Two or three times a day unit postal orderlies come to collect their mail and take it to the forward post offices (FPOs) in Kabul, Lashkar Gah and Forward Operating Base (FOB) Price, near Gereshk. Finally, when every bag has been emptied, the sorting team finishes for the night.

A couple of sackfuls with unrecognisable addresses are often left over. Some are intended for chaplains — in the hope that they will pass gifts on to the troops — who left Afghanistan years ago. One chaplain recently reported that he had 70 new toothbrushes sent by wellwishers in the back of his church in a forward operating base.

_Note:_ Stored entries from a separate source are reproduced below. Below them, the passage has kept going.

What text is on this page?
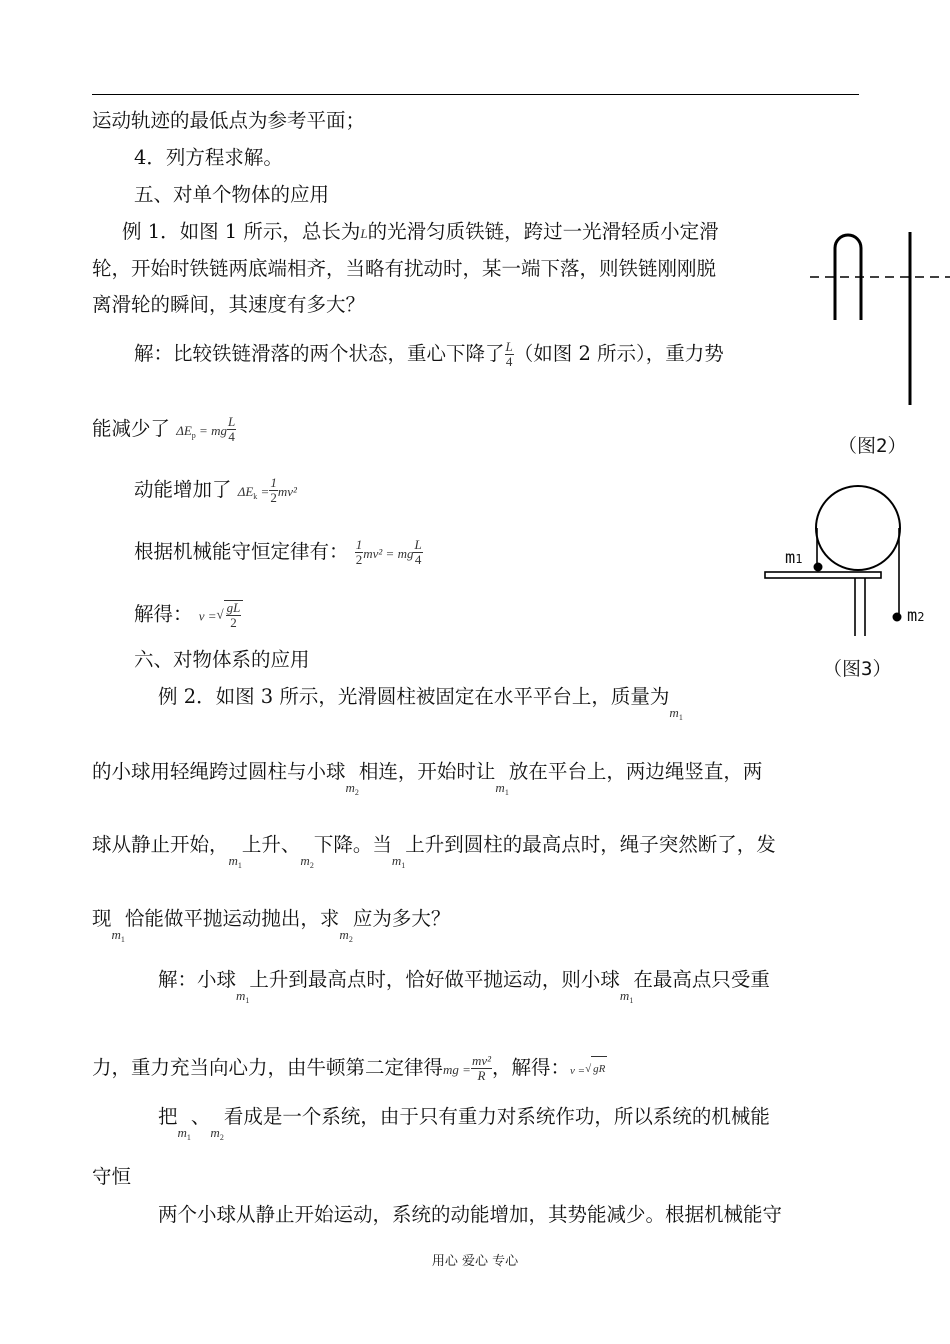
运动轨迹的最低点为参考平面；
4．列方程求解。
五、对单个物体的应用
例 1．如图 1 所示，总长为L的光滑匀质铁链，跨过一光滑轻质小定滑
轮，开始时铁链两底端相齐，当略有扰动时，某一端下落，则铁链刚刚脱
离滑轮的瞬间，其速度有多大？
解：比较铁链滑落的两个状态，重心下降了 $\frac{L}{4}$ （如图 2 所示），重力势
能减少了 $\Delta E_p$ = mg $\frac{L}{4}$
动能增加了 $\Delta E_k = \frac{1}{2} mv^2$
根据机械能守恒定律有： $\frac{1}{2} mv^2$ = mg $\frac{L}{4}$
解得： v =√ $\frac{gL}{2}$
六、对物体系的应用
例 2．如图 3 所示，光滑圆柱被固定在水平平台上，质量为$_{m_1}$
的小球用轻绳跨过圆柱与小球$_{m_2}$相连，开始时让$_{m_1}$放在平台上，两边绳竖直，两
球从静止开始，$_{m_1}$上升、$_{m_2}$下降。当$_{m_1}$上升到圆柱的最高点时，绳子突然断了，发
现$_{m_1}$恰能做平抛运动抛出，求$_{m_2}$应为多大？
解：小球$_{m_1}$上升到最高点时，恰好做平抛运动，则小球$_{m_1}$在最高点只受重
力，重力充当向心力，由牛顿第二定律得mg = $\frac{\text{mv²}}{R}$ ，解得：v =√ gR
把$_{m_1}$、$_{m_2}$看成是一个系统，由于只有重力对系统作功，所以系统的机械能
守恒
两个小球从静止开始运动，系统的动能增加，其势能减少。根据机械能守
（图2）
m1
m2
（图3）
用心 爱心 专心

The post office also receives Christmas packages for military dogs in Afghanistan: collars, biscuits and tins of dog food.

In the downdraft of a Chinook the mail lands at the FPOs. From here it is sorted into sub units and transported to some of the remotest FOBs: FOB Edinburgh, near Musa Qala, in the north of Helmand, about 150km away from Camp Bastion or FOB Inkerman, near Sangin, about 120km away. It takes anywhere from five to ten days for a letter to make its way across the country, depending on the operational tempo or the arrival of debilitating sandstorms.

As with every movement in Afghanistan there is an element of risk. “At this time of year there are more letters, more moves and more risks,” says Captain Malcolm.

Every FPO and six FOBs have e-bluey suites, a facility where e-mails written by family and friends in the UK are printed out on to blue paper, folded and glued by a machine for privacy. When Captain Malcolm starts work in the morning she often finds an e-bluey from her husband on her desk that he wrote the night before. “It is one of the perks of working at the post office,” she says.

Last week they received 6,500 e-blueys and 1,000 photographs, that can also be sent digitally. The office spaces around Camp Bastion are dotted with printouts, a testament to their popularity. Fax blueys, more intimate, handwritten letters that are scanned in and e-mailed back to the UK, are also popular among serving personnel.

Preparing to tackle another mountainous pile of mail, Captain Malcolm talks of facing the challenges of this time of year. “Each day you start at the beginning again and keep going until you finish. It’s just another load of mail to get through.”